Laurence Serfaty est auteur et réalisatrice de documentaires. Réalisatrice de l’excellent documentaire « Neuromarketing, des citoyens sous influence ? », elle apporte un regard décalé,par rapport à notre vision de la société.
Qu’est ce que le neuromarketing ?
Le neuromarketing, c’est l’utilisation d’outils d’exploration employés habituellement par les neurosciences, comme l’électroencéphalogramme et l’IRM fonctionnelle, pour des visées marketing. C’est-à-dire, en principe pour observer ce qui fait réagir positivement ou négativement un consommateur par rapport à un produit ou à une publicité.

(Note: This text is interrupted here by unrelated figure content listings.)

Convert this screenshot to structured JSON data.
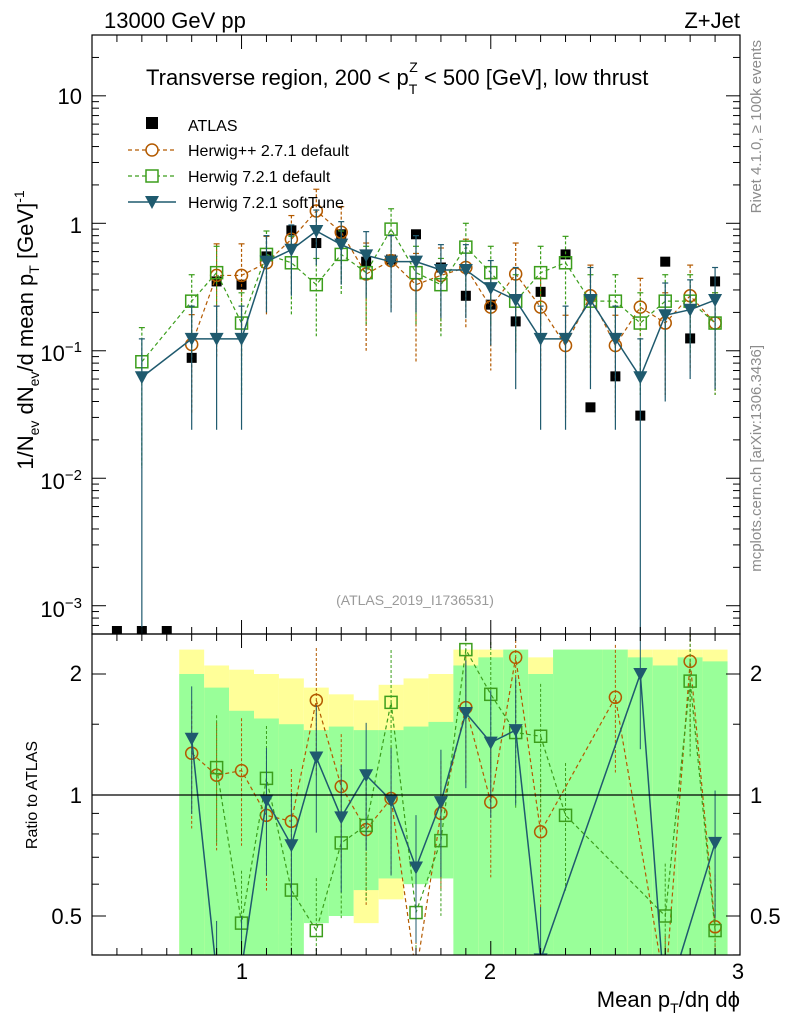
{
  "header": {
    "energy": "13000 GeV pp",
    "process": "Z+Jet"
  },
  "side_labels": {
    "rivet": "Rivet 4.1.0, ≥ 100k events",
    "mcplots": "mcplots.cern.ch [arXiv:1306.3436]"
  },
  "chart_data": {
    "type": "scatter",
    "title": "Transverse region, 200 < p_T^Z < 500 [GeV], low thrust",
    "watermark": "(ATLAS_2019_I1736531)",
    "xlabel": "Mean p_T/dη dϕ",
    "ylabel": "1/N_ev dN_ev/d mean p_T [GeV]^-1",
    "ratio_ylabel": "Ratio to ATLAS",
    "xlim": [
      0.4,
      3.0
    ],
    "ylim": [
      0.0006,
      30
    ],
    "ratio_ylim": [
      0.33,
      2.3
    ],
    "yscale": "log",
    "x_ticks": [
      "1",
      "2",
      "3"
    ],
    "y_ticks": [
      "10^-3",
      "10^-2",
      "10^-1",
      "1",
      "10"
    ],
    "ratio_ticks": [
      "0.5",
      "1",
      "2"
    ],
    "legend": [
      "ATLAS",
      "Herwig++ 2.7.1 default",
      "Herwig 7.2.1 default",
      "Herwig 7.2.1 softTune"
    ],
    "series": [
      {
        "name": "ATLAS",
        "color": "#000000",
        "marker": "square-filled",
        "x": [
          0.5,
          0.6,
          0.7,
          0.8,
          0.9,
          1.0,
          1.1,
          1.2,
          1.3,
          1.4,
          1.5,
          1.6,
          1.7,
          1.8,
          1.9,
          2.0,
          2.1,
          2.2,
          2.3,
          2.4,
          2.5,
          2.6,
          2.7,
          2.8,
          2.9
        ],
        "y": [
          0.00065,
          0.00065,
          0.00065,
          0.088,
          0.35,
          0.33,
          0.55,
          0.88,
          0.7,
          0.82,
          0.5,
          0.52,
          0.82,
          0.45,
          0.27,
          0.23,
          0.17,
          0.29,
          0.57,
          0.036,
          0.063,
          0.031,
          0.5,
          0.125,
          0.35
        ]
      },
      {
        "name": "Herwig++ 2.7.1 default",
        "color": "#b35a00",
        "marker": "circle-open",
        "dash": "4,3",
        "x": [
          0.8,
          0.9,
          1.0,
          1.1,
          1.2,
          1.3,
          1.4,
          1.5,
          1.6,
          1.7,
          1.8,
          1.9,
          2.0,
          2.1,
          2.2,
          2.3,
          2.4,
          2.5,
          2.6,
          2.7,
          2.8,
          2.9
        ],
        "y": [
          0.112,
          0.39,
          0.39,
          0.49,
          0.75,
          1.25,
          0.85,
          0.4,
          0.51,
          0.33,
          0.39,
          0.45,
          0.22,
          0.4,
          0.22,
          0.11,
          0.27,
          0.11,
          0.22,
          0.165,
          0.27,
          0.165
        ],
        "err": [
          0.08,
          0.3,
          0.3,
          0.3,
          0.4,
          0.6,
          0.5,
          0.3,
          0.3,
          0.25,
          0.25,
          0.3,
          0.15,
          0.3,
          0.15,
          0.08,
          0.2,
          0.08,
          0.15,
          0.12,
          0.2,
          0.12
        ]
      },
      {
        "name": "Herwig 7.2.1 default",
        "color": "#3c9e1c",
        "marker": "square-open",
        "dash": "4,3",
        "x": [
          0.6,
          0.8,
          0.9,
          1.0,
          1.1,
          1.2,
          1.3,
          1.4,
          1.5,
          1.6,
          1.7,
          1.8,
          1.9,
          2.0,
          2.1,
          2.2,
          2.3,
          2.4,
          2.5,
          2.6,
          2.7,
          2.8,
          2.9
        ],
        "y": [
          0.082,
          0.245,
          0.41,
          0.165,
          0.57,
          0.49,
          0.33,
          0.57,
          0.41,
          0.9,
          0.41,
          0.33,
          0.65,
          0.41,
          0.245,
          0.41,
          0.49,
          0.245,
          0.245,
          0.165,
          0.245,
          0.245,
          0.165
        ],
        "err": [
          0.07,
          0.15,
          0.25,
          0.12,
          0.3,
          0.3,
          0.2,
          0.3,
          0.25,
          0.4,
          0.25,
          0.2,
          0.35,
          0.25,
          0.15,
          0.25,
          0.3,
          0.15,
          0.15,
          0.12,
          0.15,
          0.15,
          0.12
        ]
      },
      {
        "name": "Herwig 7.2.1 softTune",
        "color": "#1f5a6e",
        "marker": "triangle-down",
        "dash": "",
        "x": [
          0.6,
          0.8,
          0.9,
          1.0,
          1.1,
          1.2,
          1.3,
          1.4,
          1.5,
          1.6,
          1.7,
          1.8,
          1.9,
          2.0,
          2.1,
          2.2,
          2.3,
          2.4,
          2.5,
          2.6,
          2.7,
          2.8,
          2.9
        ],
        "y": [
          0.062,
          0.124,
          0.124,
          0.124,
          0.5,
          0.62,
          0.87,
          0.68,
          0.56,
          0.5,
          0.5,
          0.43,
          0.43,
          0.31,
          0.25,
          0.124,
          0.124,
          0.25,
          0.124,
          0.062,
          0.19,
          0.21,
          0.25
        ],
        "err": [
          0.062,
          0.1,
          0.1,
          0.1,
          0.3,
          0.35,
          0.4,
          0.35,
          0.3,
          0.3,
          0.3,
          0.25,
          0.25,
          0.2,
          0.2,
          0.1,
          0.1,
          0.2,
          0.1,
          0.062,
          0.15,
          0.15,
          0.2
        ]
      }
    ],
    "ratio_series": [
      {
        "name": "Herwig++ 2.7.1 default",
        "x": [
          0.8,
          0.9,
          1.0,
          1.1,
          1.2,
          1.3,
          1.4,
          1.5,
          1.6,
          1.7,
          1.8,
          1.9,
          2.0,
          2.1,
          2.2,
          2.5,
          2.7,
          2.8,
          2.9
        ],
        "y": [
          1.27,
          1.12,
          1.15,
          0.89,
          0.86,
          1.72,
          1.05,
          0.82,
          0.98,
          0.36,
          0.9,
          1.65,
          0.96,
          2.2,
          0.81,
          1.75,
          0.33,
          2.15,
          0.47
        ]
      },
      {
        "name": "Herwig 7.2.1 default",
        "x": [
          0.9,
          1.0,
          1.1,
          1.2,
          1.3,
          1.4,
          1.5,
          1.6,
          1.7,
          1.8,
          1.9,
          2.0,
          2.1,
          2.2,
          2.3,
          2.7,
          2.8,
          2.9
        ],
        "y": [
          1.17,
          0.48,
          1.1,
          0.58,
          0.46,
          0.76,
          0.84,
          1.7,
          0.51,
          0.77,
          2.3,
          1.78,
          1.43,
          1.4,
          0.89,
          0.5,
          1.92,
          0.46
        ]
      },
      {
        "name": "Herwig 7.2.1 softTune",
        "x": [
          0.8,
          0.9,
          1.0,
          1.1,
          1.2,
          1.3,
          1.4,
          1.5,
          1.6,
          1.7,
          1.8,
          1.9,
          2.0,
          2.1,
          2.2,
          2.6,
          2.7,
          2.9
        ],
        "y": [
          1.38,
          0.36,
          0.37,
          0.97,
          0.75,
          1.24,
          0.88,
          1.12,
          0.97,
          0.66,
          0.96,
          1.6,
          1.35,
          1.45,
          0.39,
          2.0,
          0.3,
          0.76
        ]
      }
    ],
    "ratio_bands": {
      "x": [
        0.75,
        0.85,
        0.95,
        1.05,
        1.15,
        1.25,
        1.35,
        1.45,
        1.55,
        1.65,
        1.75,
        1.85,
        1.95,
        2.05,
        2.15,
        2.25,
        2.35,
        2.45,
        2.55,
        2.65,
        2.75,
        2.85,
        2.95
      ],
      "yellow_lo": [
        0.33,
        0.33,
        0.33,
        0.38,
        0.45,
        0.58,
        0.55,
        0.48,
        0.55,
        0.7,
        0.72,
        0.45,
        0.33,
        0.33,
        0.33,
        0.33,
        0.33,
        0.33,
        0.33,
        0.33,
        0.33,
        0.33
      ],
      "yellow_hi": [
        2.3,
        2.1,
        2.05,
        2.0,
        1.95,
        1.85,
        1.78,
        1.72,
        1.88,
        1.95,
        2.0,
        2.3,
        2.3,
        2.3,
        2.2,
        2.3,
        2.3,
        2.3,
        2.3,
        2.3,
        2.3,
        2.3
      ],
      "green_lo": [
        0.33,
        0.33,
        0.33,
        0.33,
        0.38,
        0.48,
        0.5,
        0.58,
        0.62,
        0.6,
        0.62,
        0.33,
        0.33,
        0.33,
        0.33,
        0.33,
        0.33,
        0.33,
        0.33,
        0.33,
        0.33,
        0.33
      ],
      "green_hi": [
        2.0,
        1.85,
        1.62,
        1.55,
        1.5,
        1.45,
        1.48,
        1.45,
        1.45,
        1.48,
        1.52,
        2.1,
        2.2,
        2.3,
        2.0,
        2.3,
        2.3,
        2.3,
        2.2,
        2.1,
        2.2,
        2.15
      ]
    }
  }
}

Qu’est ce qui vous a poussé à réaliser ce film ?
J’ai découvert l’existence du neuromarketing en 2005, en lisant un article d’Alternatives Economiques. Comme la plupart d’entre nous, je suppose, ma première réaction a été l’étonnement, pour ne pas dire la consternation, que l’on puisse employer de supposées techniques de manipulations basées sur les dernières recherches des neurosciences pour nous vendre du coca, des voitures ou des pâtes. C’est à peu près à la même époque que Le Lay, ancien PDG de TF1, disait vendre, avec les espaces publicitaires, du « temps de cerveau disponible » aux annonceurs. J’ai voulu en savoir davantage, creusé le sujet et pour cela, j’ai peu à peu accumulé des informations, affinant la réflexion.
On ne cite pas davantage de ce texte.